Syndrome de Korsakov

Ce syndrome constitue la lésion cérébrale induite par l’alcool la plus sévère. Il tient son nom du psychiatre russe Sergei Korsakov, qui l’a décrit pour la première fois en 1854. En raison des nécroses cellulaires dans des régions spécifiques du cerveau, le patient est atteint de troubles graves de la mémoire et de l’orientation. Dans les cas extrêmes, il devient amnésique et ne fait plus la distinction entre hier et demain.

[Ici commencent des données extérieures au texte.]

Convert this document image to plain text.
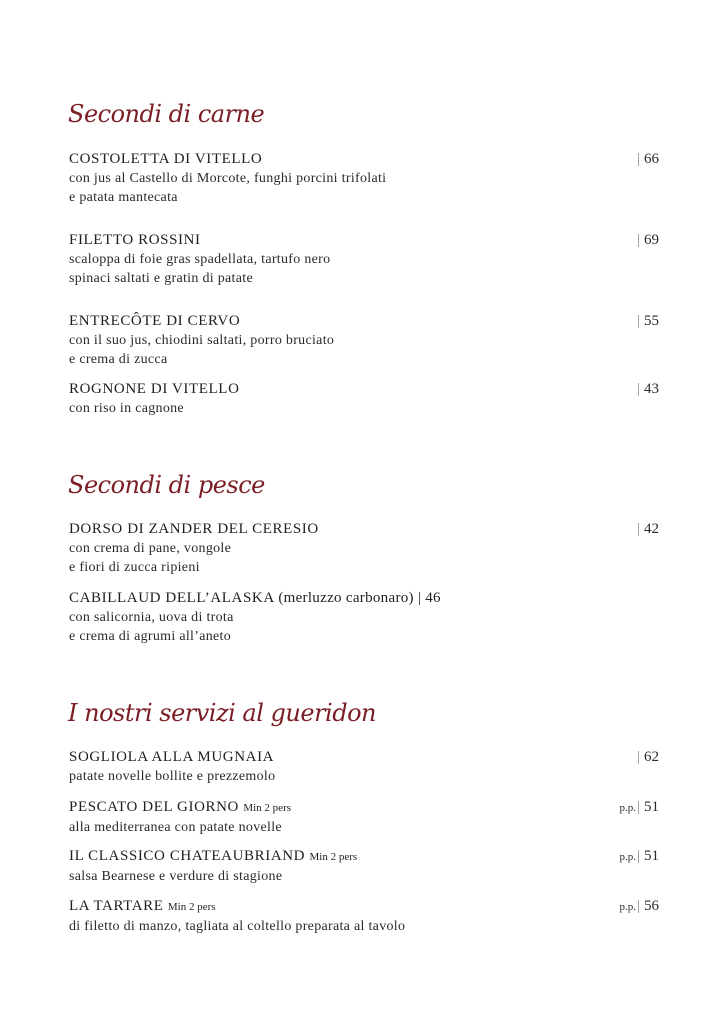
Secondi di carne
COSTOLETTA DI VITELLO	| 66
con jus al Castello di Morcote, funghi porcini trifolati
e patata mantecata
FILETTO ROSSINI	| 69
scaloppa di foie gras spadellata, tartufo nero
spinaci saltati e gratin di patate
ENTRECÔTE DI CERVO	| 55
con il suo jus, chiodini saltati, porro bruciato
e crema di zucca
ROGNONE DI VITELLO	| 43
con riso in cagnone
Secondi di pesce
DORSO DI ZANDER DEL CERESIO	| 42
con crema di pane, vongole
e fiori di zucca ripieni
CABILLAUD DELL’ALASKA (merluzzo carbonaro) | 46
con salicornia, uova di trota
e crema di agrumi all’aneto
I nostri servizi al gueridon
SOGLIOLA ALLA MUGNAIA	| 62
patate novelle bollite e prezzemolo
PESCATO DEL GIORNO Min 2 pers	p.p.| 51
alla mediterranea con patate novelle
IL CLASSICO CHATEAUBRIAND Min 2 pers	p.p.| 51
salsa Bearnese e verdure di stagione
LA TARTARE Min 2 pers	p.p.| 56
di filetto di manzo, tagliata al coltello preparata al tavolo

Il ne sait plus qui il est, où il est et ne reconnaît plus les personnes de son entourage. Cet état est généralement irréversible, même en cas d’abstinence. La plupart des patients atteints du syndrome de Korsakov sont souvent internés dans un service de psychiatrie fermé. Lorsqu’un alcoolique n’arrête pas l’alcool à temps ou s’il ne décède pas avant, le syndrome de Korsakov est le stade terminal quasiment inévitable.

Rechutes fréquentes

La phase de sevrage s’étale sur des semaines voire des mois. Durant cette phase, les patients apprennent à vivre sans l’alcool, sous la surveillance d’experts de services de consultation.

Durant cette phase, les rechutes sont programmées à l’avance. Comme pour les autres toxicomanies, les alcooliques ne parviennent pas à rester sobres d’emblée.

Les rechutes sont très fréquentes lors d’un traitement à domicile. C’est la raison pour laquelle les hospitalisations sont préférables. La durée d’hospitalisation varie entre 3 et 12 mois. A ce jour, des traitements en semi-hospitalisation sont également possibles en Suisse.

Le traitement de l’alcoolisme ne repose pas uniquement sur le sevrage. L’encadrement psychothérapeutique, individuel ou en groupe, et les thérapies de couple ou familiales, ainsi que l’ergothérapie aident le patient à résoudre les problèmes personnels et sociaux qui l’ont conduit à devenir alcoolique.

Mesures préventives

Groupes de soutien

Les groupes de soutien comme les alcooliques anonymes apportent un soutien basé sur l’expérience: un sevrage permanent peut être obtenu grâce aux échanges et discussions avec les autres membres.

A cet égard, le patient doit vraiment vouloir s’en sortir. Pourtant, la tentation est grande: les occasions d’être confronté à l’alcool sont nombreuses au quotidien. Pourtant, une personne qui a été dépendante un jour, ne sera plus jamais capable de contrôler sa consommation d’alcool.